Most children with moderate to severe thalassemia show signs and symptoms within their first two years of life. If your doctor suspects your child has thalassemia, he or she may confirm a diagnosis using blood tests.

If your child has thalassemia, blood tests may reveal:

A low level of red blood cells
Smaller than expected red blood cells
Pale red blood cells
Red blood cells that are varied in size and shape
Red blood cells with uneven hemoglobin distribution, which gives the cells a bull's-eye appearance under the microscope

Blood tests may also be used to:

Measure the amount of iron in your child's blood
Evaluate his or her hemoglobin
Perform DNA analysis to diagnose thalassemia or to determine if a person is carrying mutated hemoglobin genes

Prenatal testing

Testing can be done before a baby is born to find out if he or she has thalassemia and determine how severe it may be. Tests used to diagnose thalassemia in fetuses include:

Chorionic villus sampling. This test is usually done around the 11th week of pregnancy and involves removing a tiny piece of the placenta for evaluation.
Amniocentesis. This test is usually done around the 16th week of pregnancy and involves taking a sample of the fluid that surrounds the fetus.

Assisted reproductive technology

A form of assisted reproductive technology that combines preimplantation genetic diagnosis with in vitro fertilization may help parents who have thalassemia or who are carriers of a defective hemoglobin gene give birth to healthy babies. The procedure involves retrieving mature eggs and fertilizing them with sperm in a dish in a laboratory. The embryos are tested for the defective genes, and only those without genetic defects are implanted into the uterus.
Treatment

Treatment for thalassemia depends on which type you have and how severe it is.
Treatments for mild thalassemia

Signs and symptoms are usually mild with thalassemia minor and little, if any, treatment is needed. Occasionally, you may need a blood transfusion, particularly after surgery, after having a baby or to help manage thalassemia complications.
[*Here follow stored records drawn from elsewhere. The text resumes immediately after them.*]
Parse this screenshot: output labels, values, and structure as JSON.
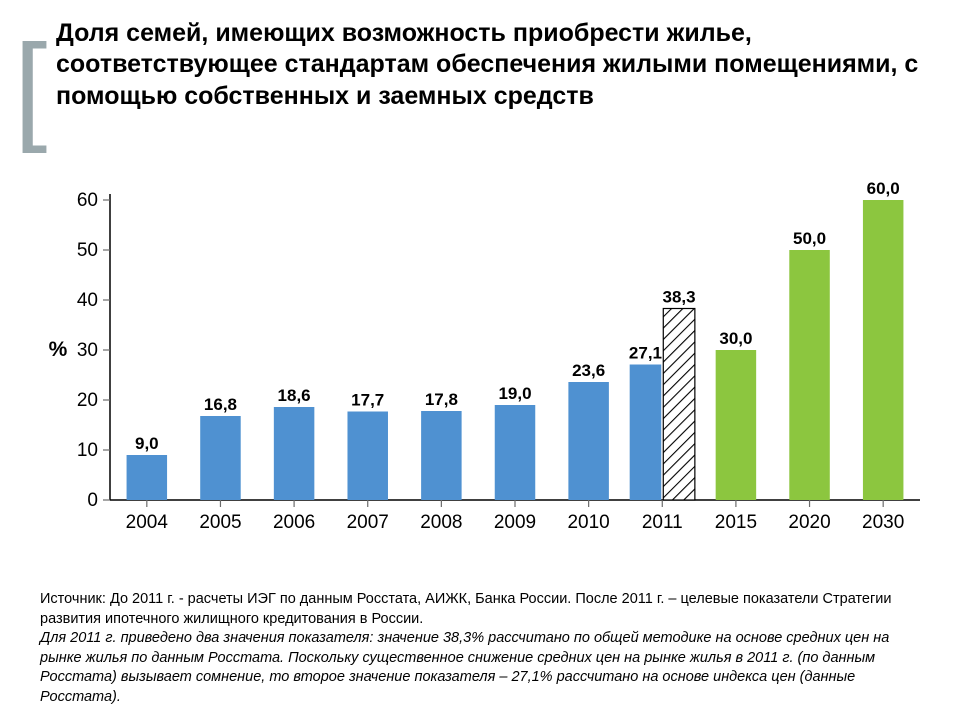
{
  "title": "Доля семей, имеющих возможность приобрести жилье, соответствующее стандартам обеспечения жилыми помещениями, с помощью собственных и заемных средств",
  "source_line1": "Источник: До 2011 г. - расчеты ИЭГ по данным Росстата, АИЖК, Банка России. После 2011 г. – целевые показатели Стратегии развития ипотечного жилищного кредитования в России.",
  "source_line2_italic": "Для 2011 г. приведено два значения показателя: значение 38,3% рассчитано по общей методике на основе средних цен на рынке жилья по данным Росстата. Поскольку существенное снижение средних цен на рынке жилья в 2011 г. (по данным Росстата) вызывает сомнение, то второе значение показателя – 27,1% рассчитано на основе индекса цен (данные Росстата).",
  "chart": {
    "type": "bar",
    "ylabel": "%",
    "ylim": [
      0,
      60
    ],
    "ytick_step": 10,
    "title_fontsize": 25,
    "tick_fontsize": 19,
    "label_fontsize": 18,
    "datalabel_fontsize": 17,
    "axis_color": "#000000",
    "tick_color": "#6b6b6b",
    "background_color": "#ffffff",
    "bar_width_ratio": 0.55,
    "colors": {
      "blue": "#4f91d1",
      "green": "#8cc63f",
      "hatched_stroke": "#000000",
      "hatched_fill": "#ffffff"
    },
    "categories": [
      "2004",
      "2005",
      "2006",
      "2007",
      "2008",
      "2009",
      "2010",
      "2011",
      "2015",
      "2020",
      "2030"
    ],
    "bars": [
      {
        "cat": "2004",
        "value": 9.0,
        "label": "9,0",
        "style": "blue",
        "slot": "single"
      },
      {
        "cat": "2005",
        "value": 16.8,
        "label": "16,8",
        "style": "blue",
        "slot": "single"
      },
      {
        "cat": "2006",
        "value": 18.6,
        "label": "18,6",
        "style": "blue",
        "slot": "single"
      },
      {
        "cat": "2007",
        "value": 17.7,
        "label": "17,7",
        "style": "blue",
        "slot": "single"
      },
      {
        "cat": "2008",
        "value": 17.8,
        "label": "17,8",
        "style": "blue",
        "slot": "single"
      },
      {
        "cat": "2009",
        "value": 19.0,
        "label": "19,0",
        "style": "blue",
        "slot": "single"
      },
      {
        "cat": "2010",
        "value": 23.6,
        "label": "23,6",
        "style": "blue",
        "slot": "single"
      },
      {
        "cat": "2011",
        "value": 27.1,
        "label": "27,1",
        "style": "blue",
        "slot": "left"
      },
      {
        "cat": "2011",
        "value": 38.3,
        "label": "38,3",
        "style": "hatched",
        "slot": "right"
      },
      {
        "cat": "2015",
        "value": 30.0,
        "label": "30,0",
        "style": "green",
        "slot": "single"
      },
      {
        "cat": "2020",
        "value": 50.0,
        "label": "50,0",
        "style": "green",
        "slot": "single"
      },
      {
        "cat": "2030",
        "value": 60.0,
        "label": "60,0",
        "style": "green",
        "slot": "single"
      }
    ]
  }
}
People with severe beta-thalassemia will need blood transfusions. And because this treatment can cause iron overload, they will also need treatment to remove excess iron. An oral medication called deferasirox (Exjade, Jadenu) can help remove the excess iron.
Treatments for moderate to severe thalassemia

Treatments for moderate to severe thalassemia may include:

Frequent blood transfusions. More-severe forms of thalassemia often require frequent blood transfusions, possibly every few weeks. Over time, blood transfusions cause a buildup of iron in your blood, which can damage your heart, liver and other organs. To help your body get rid of the extra iron, you may need to take medications that rid your body of extra iron.

Stem cell transplant. Also called a bone marrow transplant, a stem cell transplant may be an option in select cases, including children born with severe thalassemia. It can eliminate the need for lifelong blood transfusions and drugs to control iron overload.

During this procedure, you receive infusions of stem cells from a compatible donor, usually a sibling.